We caught up with ADB reader Kane Sedonja to take a closer look at his epic 1986 Kawasaki KX500 build. Here's what he did and what he thinks of it.
WHAT IS IT? 1986 Kawasaki KX500
WHO? Kane Sedonja (Garage 11)
WHERE DID YOU BUY IT? Hoxton Park, NSW
HOW MUCH? Undisclosed
WHY DID YOU BUY IT?
It was an opportunity to challenge what we could do as a restoration company. The condition was bad, and that was evident in the photos. There were a lot of key original parts missing and no matter how hard we tried it wouldn’t start. We thought we may have bitten off more than we could handle but as we went along, we managed to find what we needed to make it happen. The 80s was always a cool era as well, which inspired us to make the call to restore it, as well as how unique seeing the 1986 Kawasaki KX500 is.
WHAT HAVE YOU DONE TO IT?
We have done a lot to it. It needed a complete restoration. We started by stripping it down to a frame and working out from there. The forks were re-chromed and hydro blasted, triple clamps restored, frame re-coated, and we gave it a complete engine restoration and rebuild. The tank had to be restored as well which was a mission unto itself.
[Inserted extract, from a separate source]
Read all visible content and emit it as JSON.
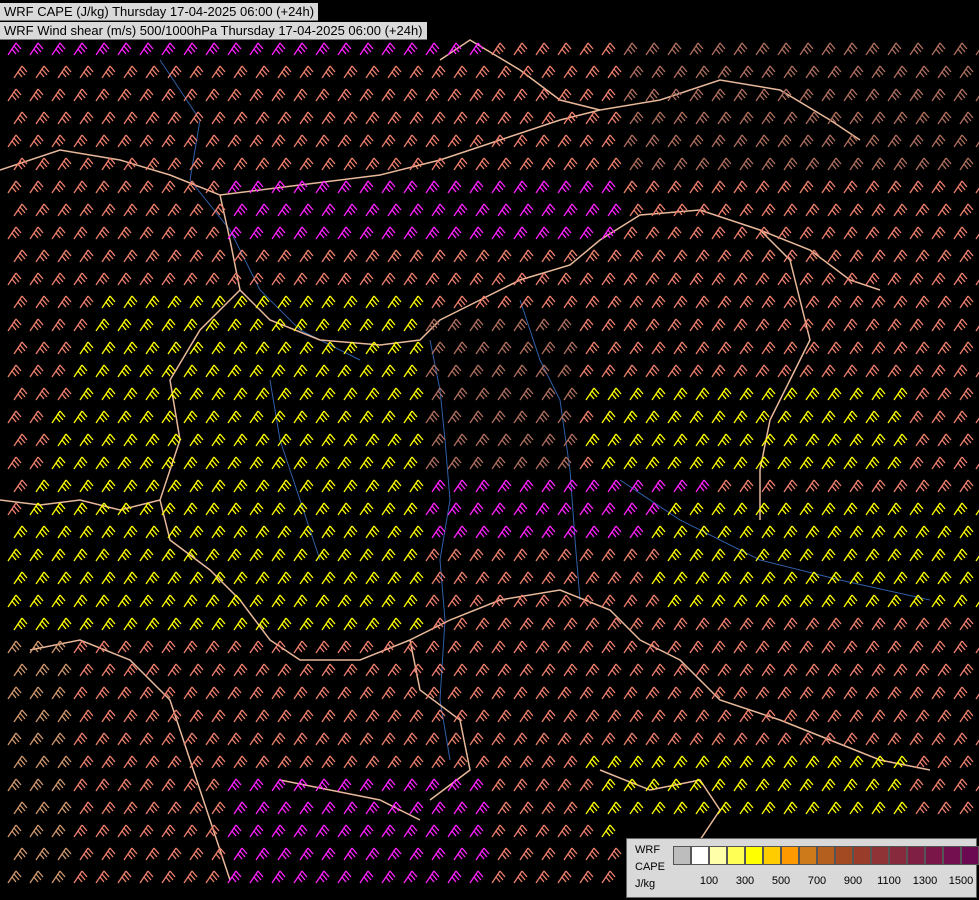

We had a stroke of luck with the radiator shrouds and side panels and we were able to find new old stock ones in Europe, this was a massive key part of the visual side of this restoration. We stripped apart all the brakes systems and Cerakoted and restored them all back to original colours. New old stock brake lines were found to help with the OEM looks.
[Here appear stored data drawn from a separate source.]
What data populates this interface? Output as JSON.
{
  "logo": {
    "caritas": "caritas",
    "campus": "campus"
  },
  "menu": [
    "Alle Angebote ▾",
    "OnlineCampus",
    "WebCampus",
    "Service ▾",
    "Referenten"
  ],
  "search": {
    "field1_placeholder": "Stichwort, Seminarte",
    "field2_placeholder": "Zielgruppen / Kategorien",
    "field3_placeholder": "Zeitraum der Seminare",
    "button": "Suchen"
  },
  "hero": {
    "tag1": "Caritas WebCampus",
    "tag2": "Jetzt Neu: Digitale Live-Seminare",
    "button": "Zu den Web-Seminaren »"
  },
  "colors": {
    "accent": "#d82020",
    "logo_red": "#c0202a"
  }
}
We had to find and restore a used air box for it as there are not too many left around. The air filter cage had to come from a guy in the US who 3D prints replica ones, as it’s impossible to find them. The other thing that was good was we had the translucent rear frame protector still in reasonable shape so that had to be restored as well. We had to rebuild and restore the shock and swing arm, which was a long mission but well worth the time.
Rims where replaced with Excel’s and new spokes where laced to restored hubs. We then went out and found as many new OEM clips, straps and other small items to add to the OEM target we where trying to get to.
HOW DOES IT GO?
Straight into the G11 office.
WOULD YOU RECOMMEND BUYING ONE?
This is a hard question to answer when it comes to an 80s big bore bike, or any 80s motocross bike for that matter. These things look amazing when they are finished and restored, how ever the process is a massive financial and mental challenge, due to the nature of 80s motocross and how much development was going on year on year. A lot of parts are hard to find and not reproduced, unlike 90s and later bikes. They are not the best to ride, but the feeling of riding old bikes is amazing, as they give you a feeling once forgotten, and they can make you feel like a rockstar compared to modern monsters.
For a short answer to a long question, yes, I would, however, do your research and do it for the love not the investment.